De in rode baksteen opgetrokken noordvleugel (vleugel 2) telt twee bouwlagen en een kapverdieping onder een met rode Hollandse pannen gedekt zadeldak. Op de begane grond zijn in de oostelijke zijgevel ter plaatse van de voormalige directeurswoning twee getoogde en gekoppelde vaste vensters met een gekoppeld bovenlicht geplaatst. Tussen de begane grond en de eerste verdieping bevindt zich een hardstenen cordonlijst. Deze cordonlijst vormt tevens de lekdorpel van de twee rondboogvensters op de verdieping. Achter deze hoge rondboogvensters bevindt zich een kerkruimte.

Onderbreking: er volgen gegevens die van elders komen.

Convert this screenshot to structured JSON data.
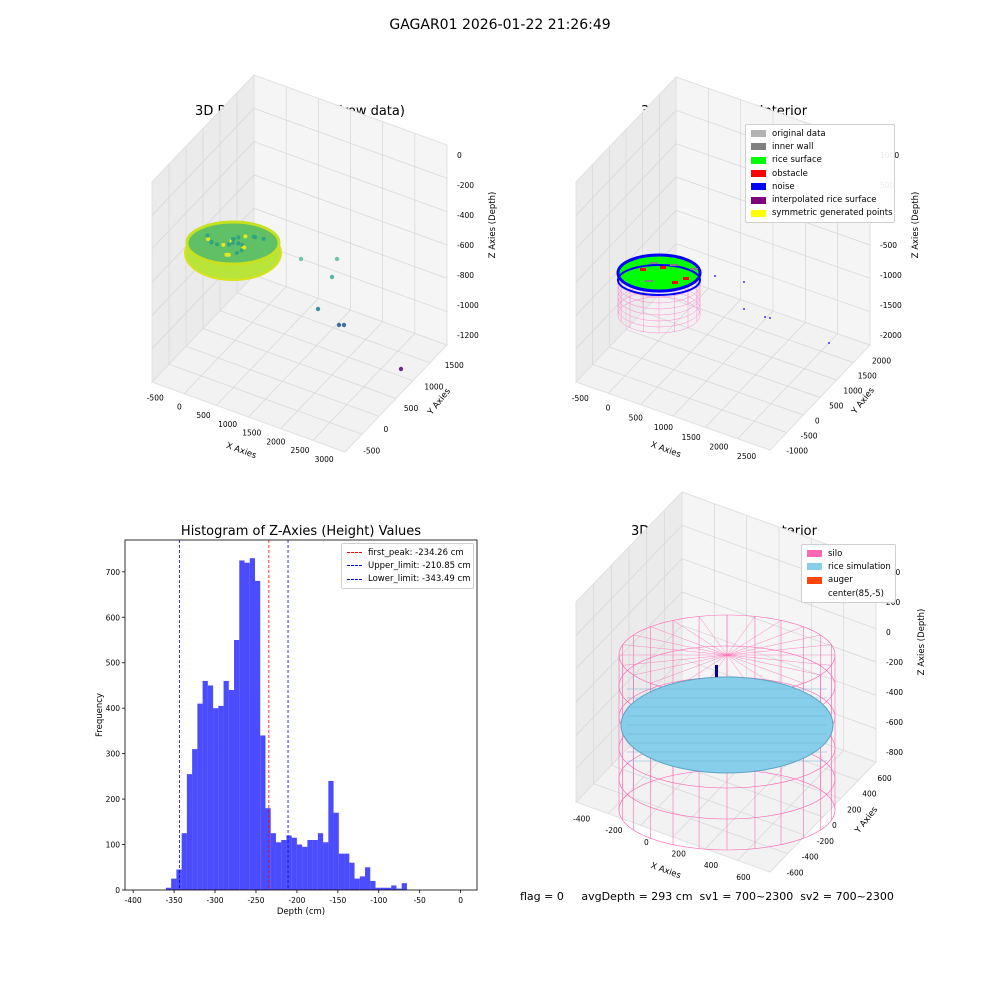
{
  "figure": {
    "suptitle": "GAGAR01 2026-01-22 21:26:49",
    "footer": "flag = 0     avgDepth = 293 cm  sv1 = 700~2300  sv2 = 700~2300"
  },
  "panels": {
    "raw": {
      "title": "3D Plot of Silo Interior(row data)",
      "xlabel": "X Axies",
      "ylabel": "Y Axies",
      "zlabel": "Z Axies (Depth)",
      "xticks": [
        "-500",
        "0",
        "500",
        "1000",
        "1500",
        "2000",
        "2500",
        "3000"
      ],
      "yticks": [
        "-500",
        "0",
        "500",
        "1000",
        "1500"
      ],
      "zticks": [
        "0",
        "-200",
        "-400",
        "-600",
        "-800",
        "-1000",
        "-1200"
      ]
    },
    "classify": {
      "title": "3D classify of Silo Interior",
      "xlabel": "X Axies",
      "ylabel": "Y Axies",
      "zlabel": "Z Axies (Depth)",
      "xticks": [
        "-500",
        "0",
        "500",
        "1000",
        "1500",
        "2000",
        "2500"
      ],
      "yticks": [
        "-1000",
        "-500",
        "0",
        "500",
        "1000",
        "1500",
        "2000"
      ],
      "zticks": [
        "1000",
        "500",
        "0",
        "-500",
        "-1000",
        "-1500",
        "-2000"
      ],
      "legend": [
        {
          "label": "original data",
          "color": "#b3b3b3"
        },
        {
          "label": "inner wall",
          "color": "#808080"
        },
        {
          "label": "rice surface",
          "color": "#00ff00"
        },
        {
          "label": "obstacle",
          "color": "#ff0000"
        },
        {
          "label": "noise",
          "color": "#0000ff"
        },
        {
          "label": "interpolated rice surface",
          "color": "#800080"
        },
        {
          "label": "symmetric generated points",
          "color": "#ffff00"
        }
      ]
    },
    "simulation": {
      "title": "3D simulation of Silo Interior",
      "xlabel": "X Axies",
      "ylabel": "Y Axies",
      "zlabel": "Z Axies (Depth)",
      "xticks": [
        "-400",
        "-200",
        "0",
        "200",
        "400",
        "600"
      ],
      "yticks": [
        "-600",
        "-400",
        "-200",
        "0",
        "200",
        "400",
        "600"
      ],
      "zticks": [
        "400",
        "200",
        "0",
        "-200",
        "-400",
        "-600",
        "-800"
      ],
      "legend": [
        {
          "label": "silo",
          "color": "#ff69b4"
        },
        {
          "label": "rice simulation",
          "color": "#87ceeb"
        },
        {
          "label": "auger",
          "color": "#ff4500"
        },
        {
          "label": "center(85,-5)",
          "color": "#ffffff"
        }
      ]
    }
  },
  "chart_data": [
    {
      "type": "bar",
      "title": "Histogram of Z-Axies (Height) Values",
      "xlabel": "Depth (cm)",
      "ylabel": "Frequency",
      "xlim": [
        -410,
        20
      ],
      "ylim": [
        0,
        770
      ],
      "xticks": [
        -400,
        -350,
        -300,
        -250,
        -200,
        -150,
        -100,
        -50,
        0
      ],
      "yticks": [
        0,
        100,
        200,
        300,
        400,
        500,
        600,
        700
      ],
      "bins": {
        "start": -360,
        "width": 6.4,
        "values": [
          5,
          25,
          45,
          125,
          255,
          310,
          410,
          460,
          450,
          400,
          405,
          460,
          440,
          550,
          725,
          720,
          730,
          680,
          340,
          180,
          125,
          105,
          110,
          120,
          115,
          100,
          95,
          110,
          110,
          125,
          105,
          240,
          170,
          80,
          80,
          60,
          25,
          30,
          50,
          20,
          5,
          5,
          5,
          10,
          3,
          15
        ]
      },
      "bar_color": "#0000ff",
      "lines": [
        {
          "label": "first_peak: -234.26 cm",
          "x": -234.26,
          "color": "#ff0000"
        },
        {
          "label": "Upper_limit: -210.85 cm",
          "x": -210.85,
          "color": "#0000ff"
        },
        {
          "label": "Lower_limit: -343.49 cm",
          "x": -343.49,
          "color": "#0000ff"
        }
      ],
      "legend_position": "upper right"
    }
  ]
}
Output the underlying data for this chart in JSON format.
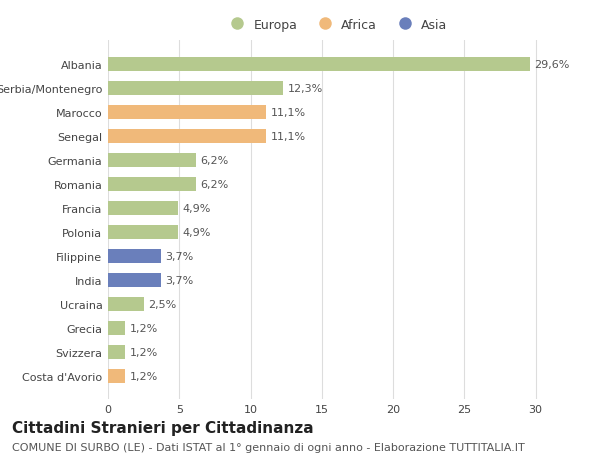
{
  "countries": [
    "Albania",
    "Serbia/Montenegro",
    "Marocco",
    "Senegal",
    "Germania",
    "Romania",
    "Francia",
    "Polonia",
    "Filippine",
    "India",
    "Ucraina",
    "Grecia",
    "Svizzera",
    "Costa d'Avorio"
  ],
  "values": [
    29.6,
    12.3,
    11.1,
    11.1,
    6.2,
    6.2,
    4.9,
    4.9,
    3.7,
    3.7,
    2.5,
    1.2,
    1.2,
    1.2
  ],
  "labels": [
    "29,6%",
    "12,3%",
    "11,1%",
    "11,1%",
    "6,2%",
    "6,2%",
    "4,9%",
    "4,9%",
    "3,7%",
    "3,7%",
    "2,5%",
    "1,2%",
    "1,2%",
    "1,2%"
  ],
  "continents": [
    "Europa",
    "Europa",
    "Africa",
    "Africa",
    "Europa",
    "Europa",
    "Europa",
    "Europa",
    "Asia",
    "Asia",
    "Europa",
    "Europa",
    "Europa",
    "Africa"
  ],
  "colors": {
    "Europa": "#b5c98e",
    "Africa": "#f0b97a",
    "Asia": "#6a7fbb"
  },
  "legend_entries": [
    "Europa",
    "Africa",
    "Asia"
  ],
  "xlim": [
    0,
    32
  ],
  "xticks": [
    0,
    5,
    10,
    15,
    20,
    25,
    30
  ],
  "bg_color": "#ffffff",
  "grid_color": "#dddddd",
  "title": "Cittadini Stranieri per Cittadinanza",
  "subtitle": "COMUNE DI SURBO (LE) - Dati ISTAT al 1° gennaio di ogni anno - Elaborazione TUTTITALIA.IT",
  "title_fontsize": 11,
  "subtitle_fontsize": 8,
  "label_fontsize": 8,
  "tick_fontsize": 8,
  "legend_fontsize": 9,
  "bar_height": 0.6
}
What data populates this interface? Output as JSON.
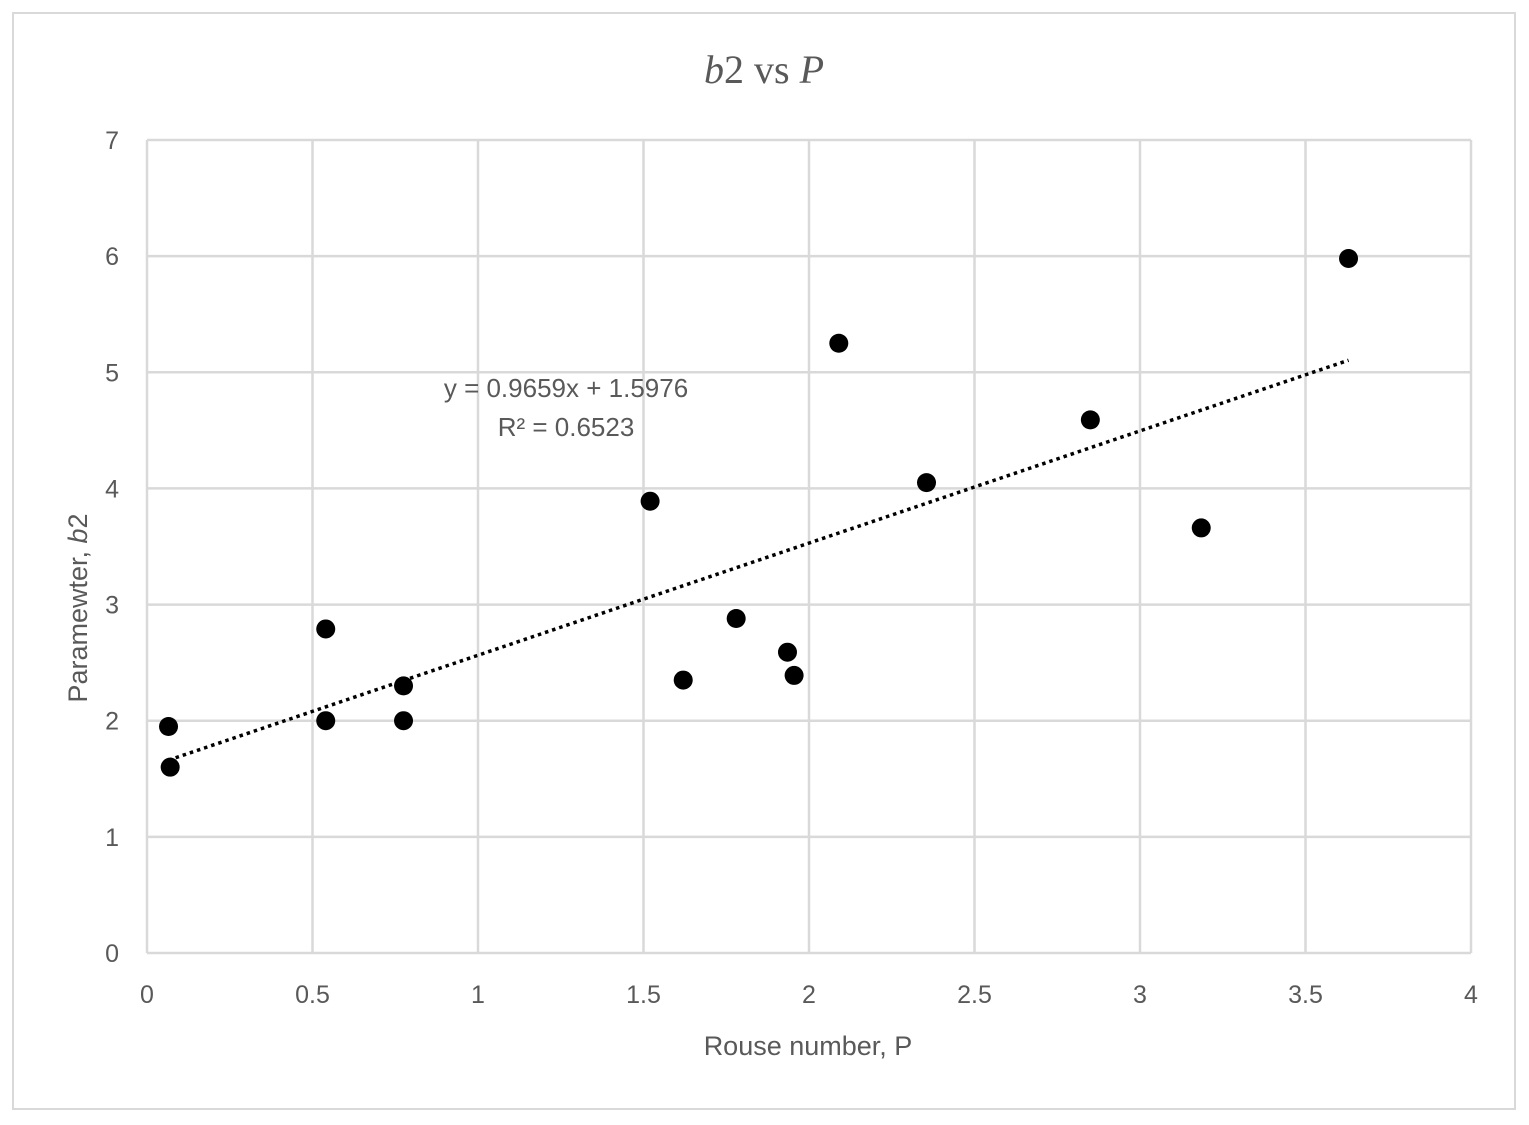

In de kapverdieping is een rondvenster aangebracht. De noordgevel van de noordvleugel wordt in tweeën gedeeld door een middenrisaliet. Het geveldeel links hiervan is door twee steunberen in drie traveeën verdeeld. De linker travee bezit op de begane grond een erker. De middelste travee heeft op de verdieping drie hoge rondboogvensters, identiek aan de vensters in de zijgevel van dit bouwdeel. Op de begane grond bevinden zich hier een driedelig venster en een deur. De rechter travee is drie vensterassen breed met op de begane grond drie getoogde vensters en op de verdieping dezelfde rondboogvensters als in de middelste travee. In de middenrisaliet zijn boven elkaar twee dichtgemetselde vensters aanwezig, waarvan de bovenste voorzien is van een bovenlicht met ruit. Rechts van de risaliet bevinden zich op de begane grond drie brede getoogde vensters en drie paar smalle getoogde vensters (het rechter paar is tussen 1986 en 1991 aangebracht). Tussen het tweede en derde paar van rechts bevindt zich, iets hoger geplaatst, nog een breed venster, dat identiek is aan de andere brede vensters in deze gevel. Boven de begane grond telde het rechter gedeelte oorspronkelijk twee verdiepingen met op elke verdieping een reeks van vijf paar smalle getoogde vensters. De twee verdiepingen zijn naderhand samengevoegd tot één hoge verdieping waarbij de middenste rij vensters werd dichtgezet. Op de scheiding van de begane grond en de eerste verdieping bevinden zich in totaal zestien muurijzers. Vier rozetankers boven de middenste rij vensters markeren de plaats waar vroeger de vloer van de tweede verdieping zat. Ter hoogte van de zolderbalklaag zijn eveneens vier rozetankers aangebracht. De noordgevel wordt aan de rechter kant afgesloten door een smalle risaliet. Bovenlangs wordt de gevel afgesloten door een geprofileerde daklijst.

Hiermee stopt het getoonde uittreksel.